Kamis, 14 September 2017

Elegi Hati yang Terbelah




Pergilah, katamu.
Aku terdiam. Senyap di antara kita seolah membekukan waktu sesaat untuk selamanya. Kusangka aku salah dengar, atau lidahmu terpeleset hingga kata itu datang darimu yang selama ini mengikatku kuat takut aku pergi dan tak kembali. Kiranya sebuah akhir dari semua cerita kita telah muncul dari balik tirai tempatnya merajuk memohon dan meniadakan kata pisah yang memang seharusnya sejak lama kita ikrarkan bersama. Lebih mencekat lagi, kata itu kau ucapkan tanpa aura yang hidup. Begitu redup. Begitu mati. Seolah tak ada rasa tersisa dalam dirimu untuk sekedar menahanku dengan hiburan nada sedih yang sendu. Mungkinkah kini kau pun telah jenuh menghadapi usahaku untuk selalu lepas darimu ?

Aku dan kamu bertemu di waktu yang begitu tepat di tempat yang teramat keramat. Tak ada momen yang begitu pas seperti ketika kita bertemu saat itu. Pandanganmu bertemu tatapku. Dua hati seketika menjalin dalam hitungan sepersekian-detik. Kita seperti tahu bahwa kita tercipta memang untuk momen itu. Tanpa perlu kata-kata rayuan untuk sekedar mengesahkan satu hubungan. Jemari kita memilin erat satu sama lain. Lebih erat dari janji-janji manis yang pernah ditulis tangan mana pun. Karena aku tahu, kamu tahu. Kita tercipta untuk bersatu.

Seperti rumput hijau di sepanjang jalan yang kita lewati setiap hari. Tak selamanya hijau itu bertahan. Tak selamanya juga ia kering kecoklatan. Pahit-manis hubungan yang saling merajut bertaut indah membentuk satu kesatuan, dan itu-lah kita. Dua insan yang tengah jatuh cinta. Kita lewati semua itu hingga perlahan semua menjadi begitu biasa. Tak ada lagi tantangan. Tak ada lagi rintangan yang terasa berarti karena kita pernah melewatinya bersama. Semua menjadi begitu datar dan hambar. Salah kah ?

Kadang saat memikirkannya, hatiku menyadari bahwa ia merindukan percikan-percikan seperti yang dulu. Adrenalin dari pertikaian konyol antara kita. Bukankah itu adalah bumbu dalam percintaan ?

Semakin hari, hati ini mulai menjeritkan kebosanan. Ia butuh suntikan nafas kehidupan. Hubungan kita tak layak dikatakan hidup.

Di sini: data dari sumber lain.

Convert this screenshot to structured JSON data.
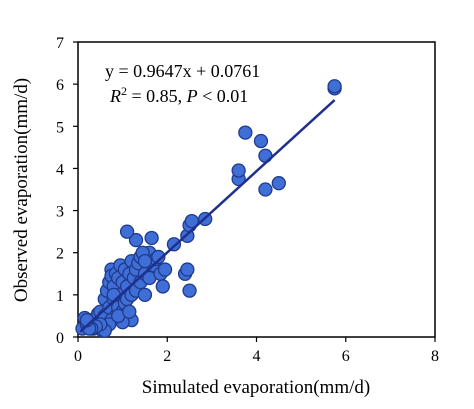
{
  "chart_data": {
    "type": "scatter",
    "title": "",
    "xlabel": "Simulated evaporation(mm/d)",
    "ylabel": "Observed evaporation(mm/d)",
    "xlim": [
      0,
      8
    ],
    "ylim": [
      0,
      7
    ],
    "xticks": [
      "0",
      "2",
      "4",
      "6",
      "8"
    ],
    "yticks": [
      "0",
      "1",
      "2",
      "3",
      "4",
      "5",
      "6",
      "7"
    ],
    "grid": false,
    "legend": "none",
    "marker_fill": "#3f6fd6",
    "marker_stroke": "#1f3a8c",
    "line_color": "#1f2f8c",
    "axis_color": "#000000",
    "annotations": {
      "equation": "y = 0.9647x + 0.0761",
      "r2_prefix": "R",
      "r2_sup": "2",
      "r2_mid": " = 0.85, ",
      "p_label": "P",
      "p_suffix": " < 0.01"
    },
    "fit": {
      "slope": 0.9647,
      "intercept": 0.0761,
      "x_range": [
        0.05,
        5.75
      ]
    },
    "points": [
      [
        0.1,
        0.2
      ],
      [
        0.15,
        0.45
      ],
      [
        0.2,
        0.3
      ],
      [
        0.3,
        0.4
      ],
      [
        0.35,
        0.2
      ],
      [
        0.4,
        0.35
      ],
      [
        0.45,
        0.55
      ],
      [
        0.5,
        0.6
      ],
      [
        0.55,
        0.25
      ],
      [
        0.55,
        0.15
      ],
      [
        0.6,
        0.5
      ],
      [
        0.6,
        0.9
      ],
      [
        0.65,
        1.1
      ],
      [
        0.65,
        0.3
      ],
      [
        0.7,
        0.7
      ],
      [
        0.7,
        1.3
      ],
      [
        0.75,
        1.6
      ],
      [
        0.75,
        1.45
      ],
      [
        0.8,
        0.9
      ],
      [
        0.8,
        1.2
      ],
      [
        0.85,
        1.5
      ],
      [
        0.85,
        0.5
      ],
      [
        0.9,
        0.7
      ],
      [
        0.9,
        1.4
      ],
      [
        0.95,
        1.7
      ],
      [
        0.95,
        1.0
      ],
      [
        1.0,
        1.3
      ],
      [
        1.0,
        0.6
      ],
      [
        1.05,
        0.8
      ],
      [
        1.05,
        1.6
      ],
      [
        1.1,
        1.2
      ],
      [
        1.1,
        0.9
      ],
      [
        1.15,
        1.5
      ],
      [
        1.2,
        1.8
      ],
      [
        1.2,
        1.0
      ],
      [
        1.25,
        1.4
      ],
      [
        1.3,
        1.6
      ],
      [
        1.3,
        1.1
      ],
      [
        1.35,
        1.75
      ],
      [
        1.4,
        1.9
      ],
      [
        1.4,
        1.3
      ],
      [
        1.5,
        1.5
      ],
      [
        1.5,
        1.0
      ],
      [
        1.55,
        1.8
      ],
      [
        1.6,
        2.0
      ],
      [
        1.6,
        1.4
      ],
      [
        1.7,
        1.7
      ],
      [
        1.75,
        1.85
      ],
      [
        1.8,
        1.9
      ],
      [
        1.85,
        1.5
      ],
      [
        1.3,
        2.3
      ],
      [
        1.45,
        2.0
      ],
      [
        1.5,
        1.8
      ],
      [
        1.65,
        2.35
      ],
      [
        1.9,
        1.2
      ],
      [
        1.1,
        2.5
      ],
      [
        1.95,
        1.6
      ],
      [
        1.2,
        0.4
      ],
      [
        1.0,
        0.35
      ],
      [
        0.8,
        1.0
      ],
      [
        0.75,
        0.4
      ],
      [
        0.7,
        0.3
      ],
      [
        0.6,
        0.15
      ],
      [
        0.5,
        0.3
      ],
      [
        0.4,
        0.25
      ],
      [
        0.3,
        0.2
      ],
      [
        0.25,
        0.2
      ],
      [
        0.2,
        0.4
      ],
      [
        0.9,
        0.5
      ],
      [
        1.15,
        0.6
      ],
      [
        2.15,
        2.2
      ],
      [
        2.4,
        1.5
      ],
      [
        2.45,
        1.6
      ],
      [
        2.45,
        2.4
      ],
      [
        2.5,
        2.65
      ],
      [
        2.55,
        2.75
      ],
      [
        2.5,
        1.1
      ],
      [
        2.85,
        2.8
      ],
      [
        3.6,
        3.75
      ],
      [
        3.6,
        3.95
      ],
      [
        3.75,
        4.85
      ],
      [
        4.1,
        4.65
      ],
      [
        4.2,
        4.3
      ],
      [
        4.2,
        3.5
      ],
      [
        4.5,
        3.65
      ],
      [
        5.75,
        5.9
      ],
      [
        5.75,
        5.95
      ]
    ]
  }
}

Ia seperti mesin yang bergerak tanpa diminta. Semua begitu rapi tak bercela. Kemana hilangnya kepingan puzzle yang dulu kucari setengah mati demi memuaskan rasa penasaran dan ternyata kepingan itu ada dalam dirimu. Kini puzzle itu terlihat sempurna dan membosankan karena tak lagi ada celah tersisa untuk kita isi bersama.

Diam-diam aku mulai melangkah. Menjauh perlahan darimu. Berharap kau tak menyadarinya, hingga aku telah melangkah terlalu jauh dan langkahmu tak lagi menjangkau aku. Tapi setiap usaha itu terhenti karena aku tahu bahwa aku masih cinta. Tapi apakah ini benar cinta yang sama yang pernah menyatukan kita, ataukah ini ilusi yang kucipta dari rasa takut bersendirian ?

Walau aku tahu setiap langkahku mencari jawaban itu akan menyakitimu. Menarik putus urat-urat cinta kita perlahan dan menyakitkan. Aku yakin kau diam menelan sakit itu demi melihatku bahagia. Dalam diam itu, aku masih merasakan sentuhan lembut doa-doamu agar aku sanggup bertahan melangkah di atas jejak berdarah demi menemukan apa yang kita berdua sebut dan yakini itu sebagai bahagia. Yakinlah aku pun ingin kau bahagia.

Cinta kita tak hidup dengan media hambar dan tandus seperti kita berdua. Cinta ini sudah mati sejak lama. Kita hanya tak berani mengakuinya.